I'm not saying if it's good or not, but if they wouldn't abide, they'd be blocked from doing business in the EU.

They have a gdpr section on their webpage by the way.



> GDPR applies to all companies doing business in the EU and handling EU user data.

Only because the EU said it does. I don't think any country, the US included, agreed to abide by their laws. No one has such a treaty that somehow includes the GDPR, as far as I know. I can only imagine their only way of enforcing it is by using their economic strength as leverage and threatening to place tariffs on some export or import or such.

> I'm not saying if it's good or not, but if they wouldn't abide, they'd be blocked from doing business in the EU.

Is that the plan? Put up a giant firewall around the whole EU, heuristically blocking foreign businesses that didn't comply?

As far as I know, they "require" world internet businesses to have a company branch physically in the EU, but how are they going to enforce that? They put fines on violations, but are they really planning to go to any nation in the world and enforce payment, citing law that's foreign to the citizens of that land? It seems silly, or unjust and scary if it turns out doable.

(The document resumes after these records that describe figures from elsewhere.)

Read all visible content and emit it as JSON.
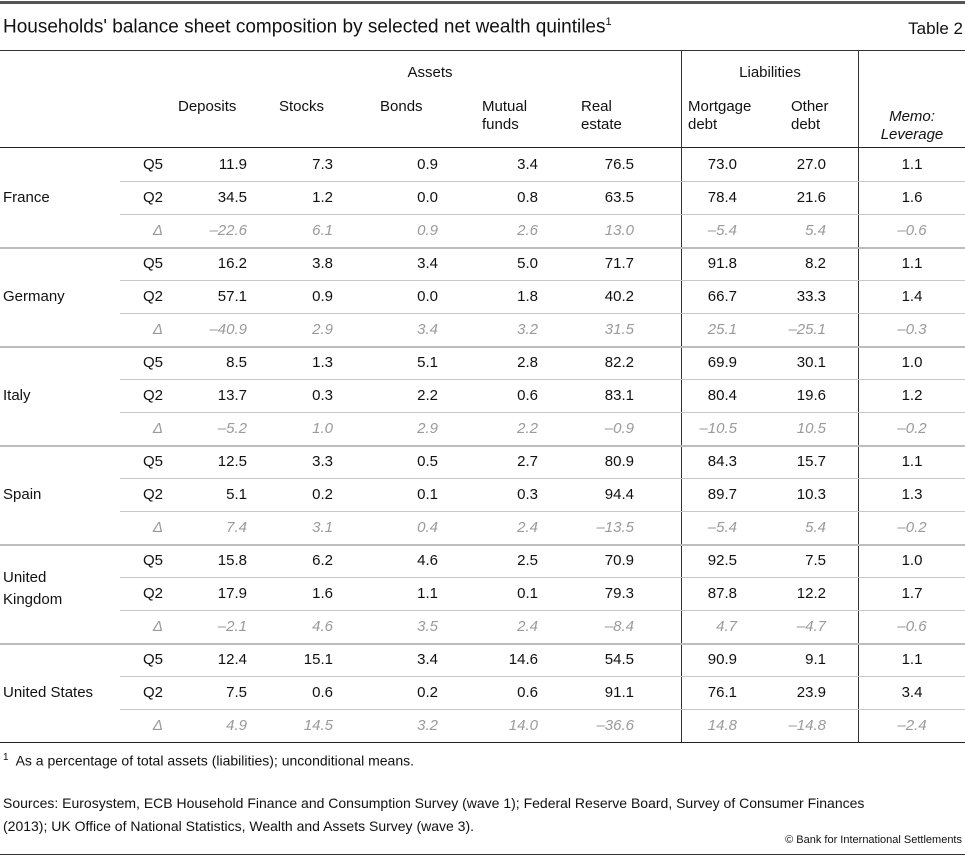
{
  "title": "Households' balance sheet composition by selected net wealth quintiles",
  "title_footnote_mark": "1",
  "table_label": "Table 2",
  "headers": {
    "assets": "Assets",
    "liabilities": "Liabilities",
    "columns": [
      {
        "line1": "Deposits",
        "line2": ""
      },
      {
        "line1": "Stocks",
        "line2": ""
      },
      {
        "line1": "Bonds",
        "line2": ""
      },
      {
        "line1": "Mutual",
        "line2": "funds"
      },
      {
        "line1": "Real",
        "line2": "estate"
      },
      {
        "line1": "Mortgage",
        "line2": "debt"
      },
      {
        "line1": "Other",
        "line2": "debt"
      }
    ],
    "memo_line1": "Memo:",
    "memo_line2": "Leverage"
  },
  "groups": [
    {
      "country": "France",
      "rows": [
        {
          "label": "Q5",
          "values": [
            "11.9",
            "7.3",
            "0.9",
            "3.4",
            "76.5",
            "73.0",
            "27.0",
            "1.1"
          ]
        },
        {
          "label": "Q2",
          "values": [
            "34.5",
            "1.2",
            "0.0",
            "0.8",
            "63.5",
            "78.4",
            "21.6",
            "1.6"
          ]
        },
        {
          "label": "Δ",
          "values": [
            "–22.6",
            "6.1",
            "0.9",
            "2.6",
            "13.0",
            "–5.4",
            "5.4",
            "–0.6"
          ]
        }
      ]
    },
    {
      "country": "Germany",
      "rows": [
        {
          "label": "Q5",
          "values": [
            "16.2",
            "3.8",
            "3.4",
            "5.0",
            "71.7",
            "91.8",
            "8.2",
            "1.1"
          ]
        },
        {
          "label": "Q2",
          "values": [
            "57.1",
            "0.9",
            "0.0",
            "1.8",
            "40.2",
            "66.7",
            "33.3",
            "1.4"
          ]
        },
        {
          "label": "Δ",
          "values": [
            "–40.9",
            "2.9",
            "3.4",
            "3.2",
            "31.5",
            "25.1",
            "–25.1",
            "–0.3"
          ]
        }
      ]
    },
    {
      "country": "Italy",
      "rows": [
        {
          "label": "Q5",
          "values": [
            "8.5",
            "1.3",
            "5.1",
            "2.8",
            "82.2",
            "69.9",
            "30.1",
            "1.0"
          ]
        },
        {
          "label": "Q2",
          "values": [
            "13.7",
            "0.3",
            "2.2",
            "0.6",
            "83.1",
            "80.4",
            "19.6",
            "1.2"
          ]
        },
        {
          "label": "Δ",
          "values": [
            "–5.2",
            "1.0",
            "2.9",
            "2.2",
            "–0.9",
            "–10.5",
            "10.5",
            "–0.2"
          ]
        }
      ]
    },
    {
      "country": "Spain",
      "rows": [
        {
          "label": "Q5",
          "values": [
            "12.5",
            "3.3",
            "0.5",
            "2.7",
            "80.9",
            "84.3",
            "15.7",
            "1.1"
          ]
        },
        {
          "label": "Q2",
          "values": [
            "5.1",
            "0.2",
            "0.1",
            "0.3",
            "94.4",
            "89.7",
            "10.3",
            "1.3"
          ]
        },
        {
          "label": "Δ",
          "values": [
            "7.4",
            "3.1",
            "0.4",
            "2.4",
            "–13.5",
            "–5.4",
            "5.4",
            "–0.2"
          ]
        }
      ]
    },
    {
      "country": "United Kingdom",
      "country_lines": [
        "United",
        "Kingdom"
      ],
      "rows": [
        {
          "label": "Q5",
          "values": [
            "15.8",
            "6.2",
            "4.6",
            "2.5",
            "70.9",
            "92.5",
            "7.5",
            "1.0"
          ]
        },
        {
          "label": "Q2",
          "values": [
            "17.9",
            "1.6",
            "1.1",
            "0.1",
            "79.3",
            "87.8",
            "12.2",
            "1.7"
          ]
        },
        {
          "label": "Δ",
          "values": [
            "–2.1",
            "4.6",
            "3.5",
            "2.4",
            "–8.4",
            "4.7",
            "–4.7",
            "–0.6"
          ]
        }
      ]
    },
    {
      "country": "United States",
      "rows": [
        {
          "label": "Q5",
          "values": [
            "12.4",
            "15.1",
            "3.4",
            "14.6",
            "54.5",
            "90.9",
            "9.1",
            "1.1"
          ]
        },
        {
          "label": "Q2",
          "values": [
            "7.5",
            "0.6",
            "0.2",
            "0.6",
            "91.1",
            "76.1",
            "23.9",
            "3.4"
          ]
        },
        {
          "label": "Δ",
          "values": [
            "4.9",
            "14.5",
            "3.2",
            "14.0",
            "–36.6",
            "14.8",
            "–14.8",
            "–2.4"
          ]
        }
      ]
    }
  ],
  "footnote": {
    "mark": "1",
    "text": "As a percentage of total assets (liabilities); unconditional means."
  },
  "sources": {
    "line1": "Sources: Eurosystem, ECB Household Finance and Consumption Survey (wave 1); Federal Reserve Board, Survey of Consumer Finances",
    "line2": "(2013); UK Office of National Statistics, Wealth and Assets Survey (wave 3)."
  },
  "copyright": "© Bank for International Settlements",
  "colors": {
    "text": "#111111",
    "delta_text": "#9a9a9a",
    "rule": "#333333",
    "light_rule": "#bdbdbd"
  }
}
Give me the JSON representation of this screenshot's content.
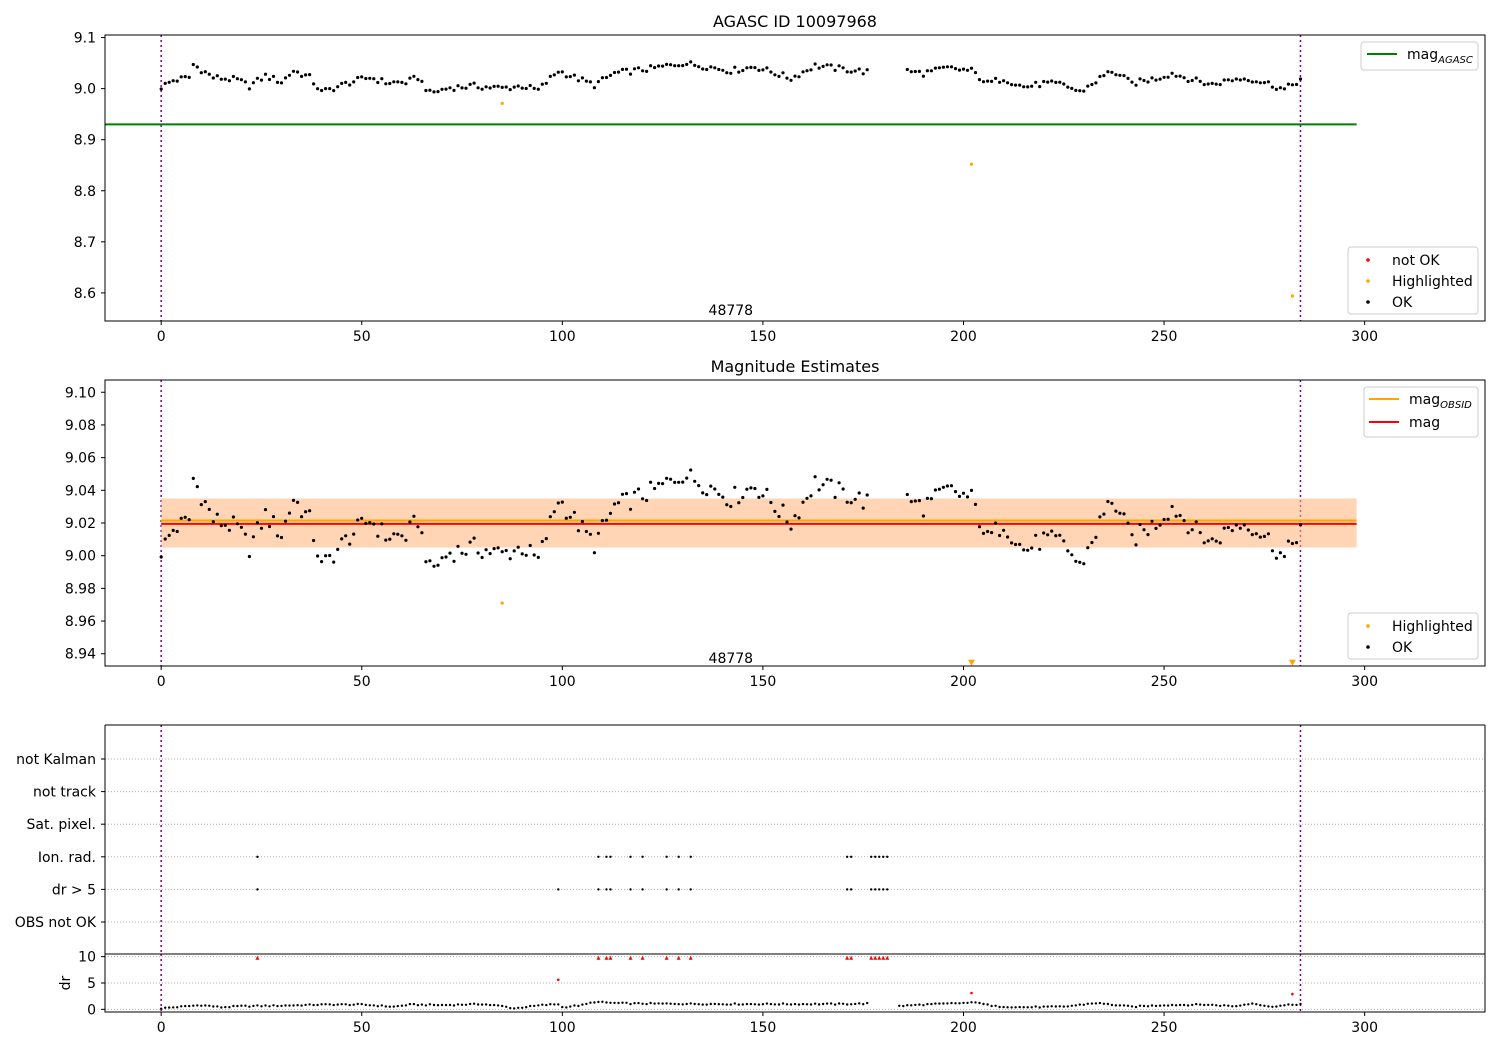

EDIT: I'm not necessarily against the GDPR. I think it's a move in the right direction with respect to respecting user data, but I am concerned with the fact that it tries to assign obligations worldwide without being a worldwide treaty. Not that I'm saying that it would be practical (or even a practical possibility) to have a worldwide treaty, but the way this is forced also seems like a move in the wrong direction with respect to world internet unity or international respect for national sovereignty.


They can probably do the firewall thing and/or block any payments from EU accounts to the company.

We'll see for sure if and when it happens in practice. Though I suppose it won't, any company sizeable enough would lose too big a market this way. And I don't think they'll go after the smaller ones, at least for a while.

I don't like the methods they can try to enforce gdpr with, though I literally love the law itself.